The weather in 1968 brought Essex the worst flooding that had been seen since the great tidal surge of 1953. The weather had been so bad that the railway network failed between Wickford and Raleigh and so a bus service was put in place. The bus driver, Mr. David Dockerill, was not to be put off of his task by mere flood water and, on the outskirts of Woodham, he moved his passengers to the top deck of the bus. The weather had created such high water levels that the lower deck was flooded as Mr. Dockerill forced the vehicle through the flood waters, but the passengers were safe in the upper deck and were delivered to their destination dry and safe. In 1990, the weather event of the year took place on the 25th January when a gale of such severity hit the county that on the A12 junction with the A414, at South Woodham Ferrers, seven lorries were blown over and a passenger was injured when a coach was forced into a ditch.

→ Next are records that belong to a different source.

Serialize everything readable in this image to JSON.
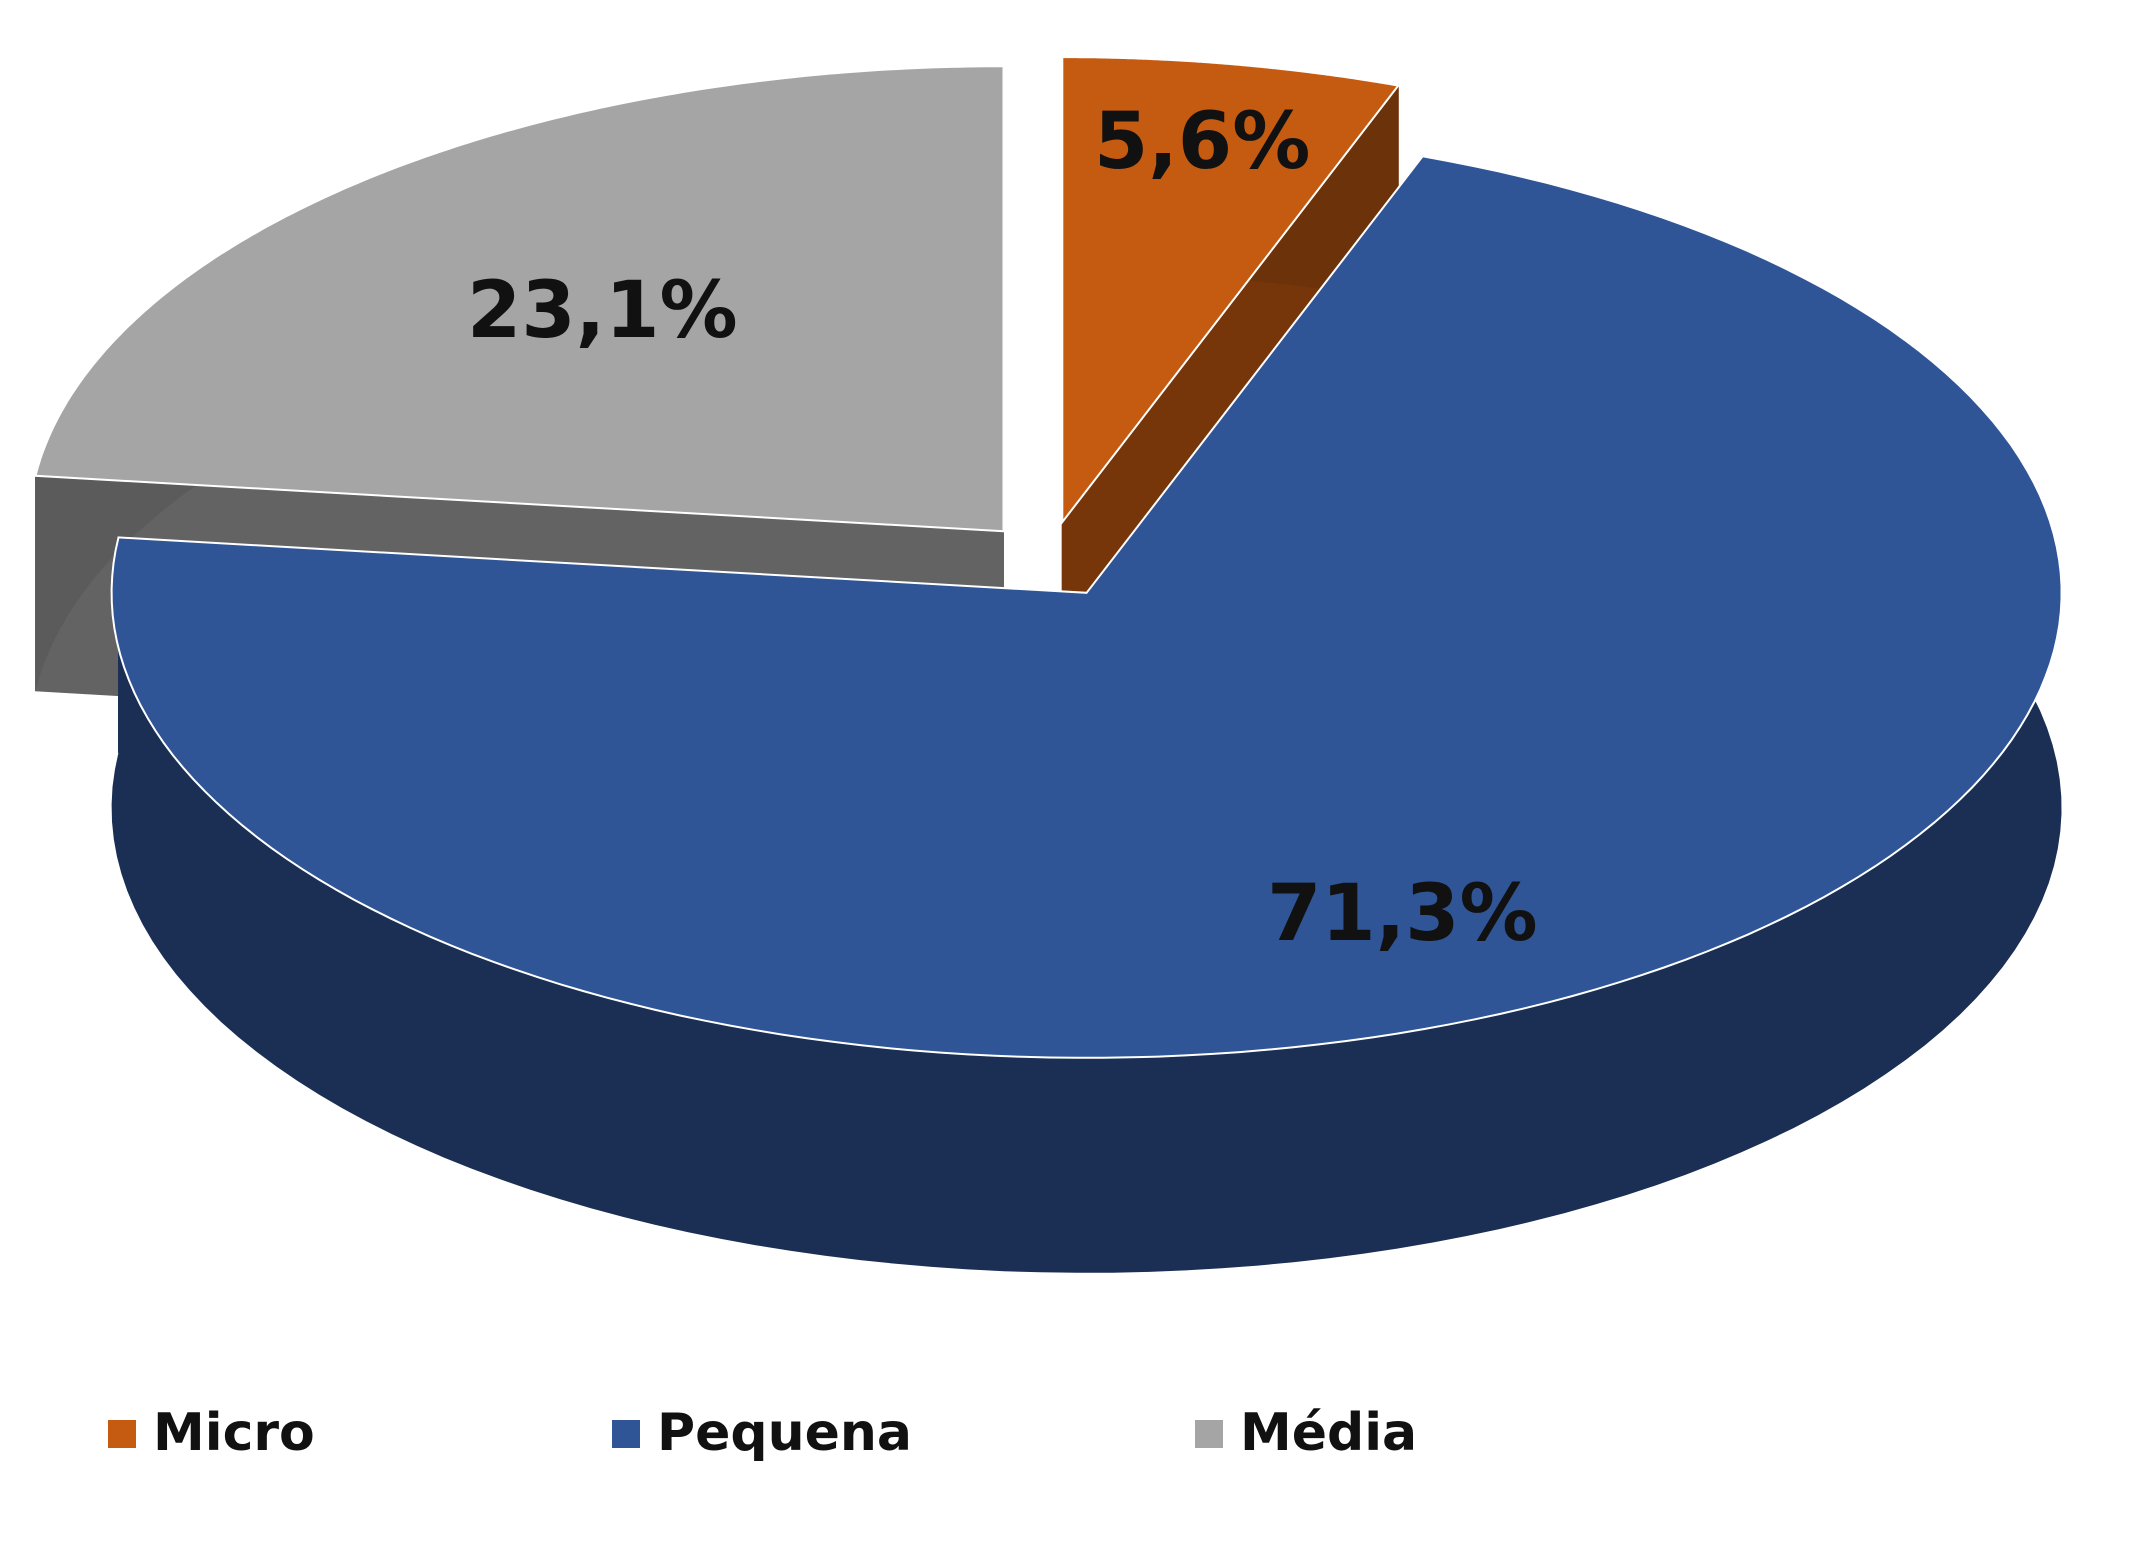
{
  "chart_data": {
    "type": "pie",
    "categories": [
      "Micro",
      "Pequena",
      "Média"
    ],
    "values": [
      5.6,
      71.3,
      23.1
    ],
    "value_labels": [
      "5,6%",
      "71,3%",
      "23,1%"
    ],
    "colors": [
      "#c55a11",
      "#2f5597",
      "#a5a5a5"
    ],
    "legend": "bottom"
  }
}
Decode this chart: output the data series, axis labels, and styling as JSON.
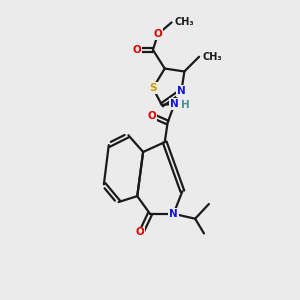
{
  "bg_color": "#ebebeb",
  "bond_color": "#1a1a1a",
  "atom_colors": {
    "O": "#e00000",
    "N": "#1414e0",
    "S": "#c8a000",
    "C": "#1a1a1a",
    "H": "#4a9090"
  },
  "figsize": [
    3.0,
    3.0
  ],
  "dpi": 100,
  "lw": 1.6,
  "fs": 7.5
}
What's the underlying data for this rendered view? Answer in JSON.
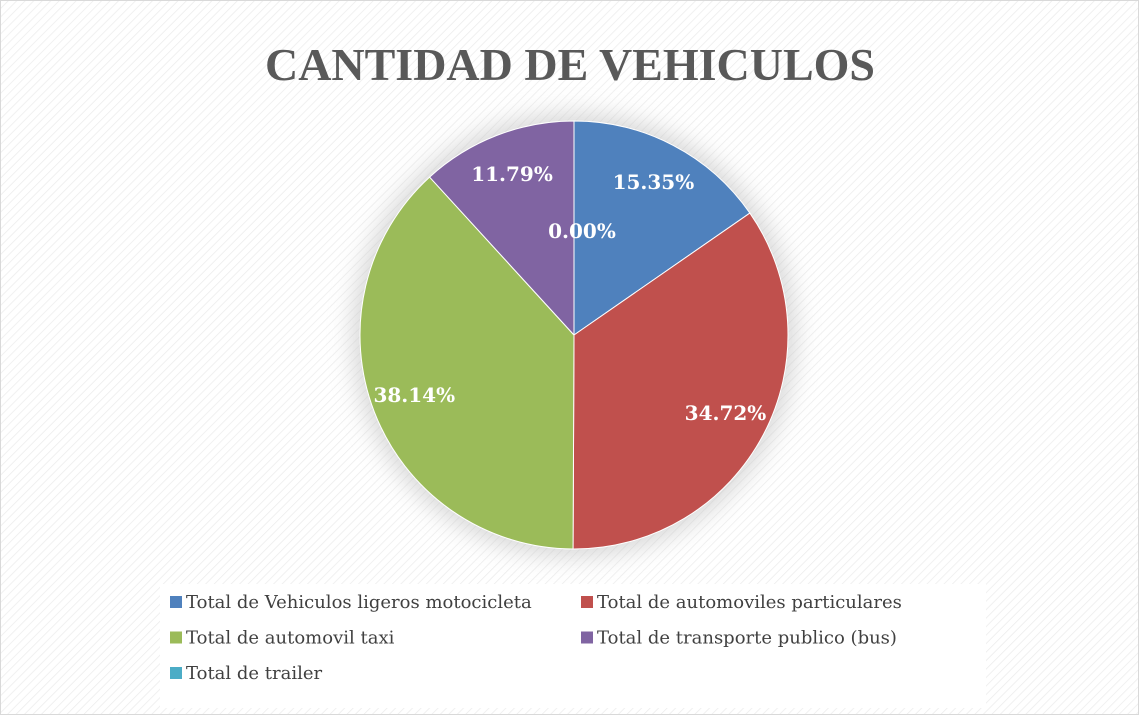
{
  "chart_data": {
    "type": "pie",
    "title": "CANTIDAD DE VEHICULOS",
    "categories": [
      "Total de Vehiculos ligeros motocicleta",
      "Total de automoviles particulares",
      "Total de automovil taxi",
      "Total de transporte publico (bus)",
      "Total de trailer"
    ],
    "values": [
      15.35,
      34.72,
      38.14,
      11.79,
      0.0
    ],
    "value_labels": [
      "15.35%",
      "34.72%",
      "38.14%",
      "11.79%",
      "0.00%"
    ],
    "colors": [
      "#4f81bd",
      "#c0504d",
      "#9bbb59",
      "#8064a2",
      "#4bacc6"
    ],
    "legend": "bottom"
  }
}
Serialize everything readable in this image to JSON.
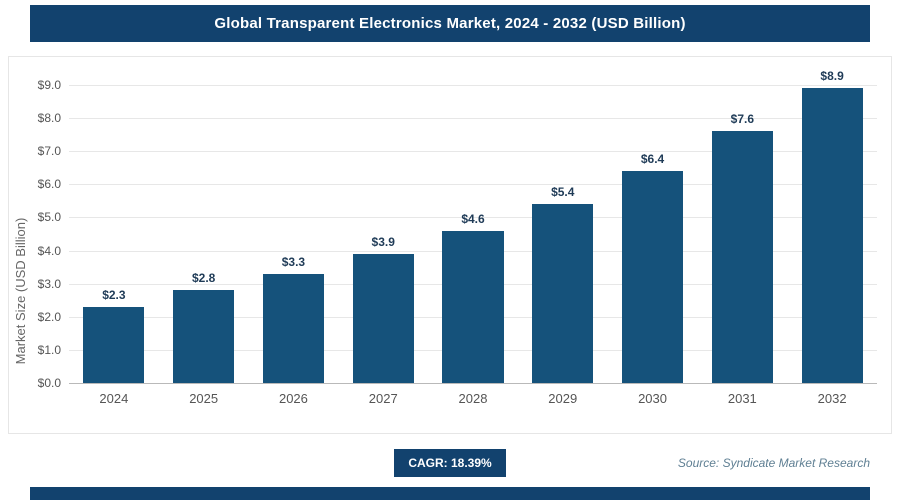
{
  "header": {
    "title": "Global Transparent Electronics Market, 2024 - 2032 (USD Billion)"
  },
  "chart_data": {
    "type": "bar",
    "categories": [
      "2024",
      "2025",
      "2026",
      "2027",
      "2028",
      "2029",
      "2030",
      "2031",
      "2032"
    ],
    "values": [
      2.3,
      2.8,
      3.3,
      3.9,
      4.6,
      5.4,
      6.4,
      7.6,
      8.9
    ],
    "value_labels": [
      "$2.3",
      "$2.8",
      "$3.3",
      "$3.9",
      "$4.6",
      "$5.4",
      "$6.4",
      "$7.6",
      "$8.9"
    ],
    "title": "Global Transparent Electronics Market, 2024 - 2032 (USD Billion)",
    "xlabel": "",
    "ylabel": "Market Size (USD Billion)",
    "ylim": [
      0,
      9
    ],
    "ytick_step": 1,
    "ytick_labels": [
      "$0.0",
      "$1.0",
      "$2.0",
      "$3.0",
      "$4.0",
      "$5.0",
      "$6.0",
      "$7.0",
      "$8.0",
      "$9.0"
    ],
    "grid": true,
    "legend": "none",
    "bar_color": "#15527b"
  },
  "footer": {
    "cagr_label": "CAGR: 18.39%",
    "source": "Source: Syndicate Market Research"
  },
  "colors": {
    "accent": "#12426e",
    "bar": "#15527b",
    "gridline": "#e7e7e7",
    "axis_text": "#555555",
    "source_text": "#5f7f93"
  }
}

South Woodham Ferrers History

South Woodham Ferrers was originally a part of the village of Woodham Ferrers, which sits a little to the North of the town. A railway station was opened to serve the community of South Woodham Ferrers in 1889, but it was not until the 1960's and 70's that the town began to develop at a rapid speed around the site of the railway station. In 1981, Queen Elizabeth II officially opened the newly completed town Square in South Woodham Ferrers. The William de Ferrers Secondary School, which is situated in the town centre, opened its doors for the first time in 1982 and uses the main retail area as part of its campus. South Woodham Ferrers is home to the Crouch Vale Brewery whose ale won the award of Champion Beer of Britain in 2005 and 2006 at the Great British Beer Festival.

Many of the street names on South Woodham Ferrers have a link to JRR Tolkien's book characters. It is rumored that the Radar Test Station, situated on Bushy Hill on the edge of South Woodham Ferrers, appears in the James Bond film, Goldeneye.